Ou seja tristes, medíocres e vergonhosos. Ia tendo resultados positivos mas no fim do semestre reprovava. Para dar alguma credibilidade ao meu pensamento, o Professor Doutor Dário Rodrigues uma vez disse-me: “Rui, é mais fácil fazeres amigos em dois meses interessando-te pelas pessoas, do que passares dois anos a tentar conseguir o interesse dos outro.”

Nota: Não, este professor não é o de matemática. E ele está certo. Só compreendi o verdadeiro significado da mensagem tempos depois. Basicamente, depois de ter rebentado com não sei quantos relacionamentos. Mas pronto, sempre a aprender.

Conclusão

Conclusão

Este princípio de ter verdadeiro interesse nas pessoas pode ser útil em qualquer tipo de relacionamento que possas pensar. Desde as relações profissionais, às de amor, familiares, amizade. Se começares a mostrar o genuíno interesse que possuis pela pessoa, por norma a outra pessoa irá retribuir o interesse.

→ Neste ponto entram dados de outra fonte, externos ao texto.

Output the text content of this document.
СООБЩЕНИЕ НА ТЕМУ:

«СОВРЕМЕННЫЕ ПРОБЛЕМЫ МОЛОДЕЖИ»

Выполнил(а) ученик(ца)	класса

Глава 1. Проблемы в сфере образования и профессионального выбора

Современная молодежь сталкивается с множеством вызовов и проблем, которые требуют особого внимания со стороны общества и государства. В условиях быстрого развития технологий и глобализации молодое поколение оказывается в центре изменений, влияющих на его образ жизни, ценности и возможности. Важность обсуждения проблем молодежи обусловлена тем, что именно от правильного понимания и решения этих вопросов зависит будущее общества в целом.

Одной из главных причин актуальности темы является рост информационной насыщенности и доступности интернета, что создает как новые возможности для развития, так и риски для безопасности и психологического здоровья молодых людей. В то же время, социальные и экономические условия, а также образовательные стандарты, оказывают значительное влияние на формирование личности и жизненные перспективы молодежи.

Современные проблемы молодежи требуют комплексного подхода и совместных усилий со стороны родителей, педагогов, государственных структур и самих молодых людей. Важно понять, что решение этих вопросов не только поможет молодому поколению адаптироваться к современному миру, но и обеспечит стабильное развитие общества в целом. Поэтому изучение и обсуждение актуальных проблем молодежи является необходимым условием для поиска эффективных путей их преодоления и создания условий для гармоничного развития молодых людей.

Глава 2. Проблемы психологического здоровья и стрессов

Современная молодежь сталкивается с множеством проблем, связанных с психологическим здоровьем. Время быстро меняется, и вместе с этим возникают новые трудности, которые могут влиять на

Nessa altura podes partilhar os teus gostos, sonhos, ambições e tudo o que queiras. Apesar de demorares consideravelmente mais tempo a dizeres o que queres, vais obter resultados/respostas muito melhores.

Uma coisa é ouvires informação sem teres perguntado por ela, outra coisa é receberes essa informação depois de teres perguntado por ela. É assim para ti e para a maioria das pessoas.

Acredito que Dale Carnegie esteja certo quando diz que se colocarmos este princípio em ação que isso ajudará os nossos relacionamentos a serem mais duradouros e interessantes.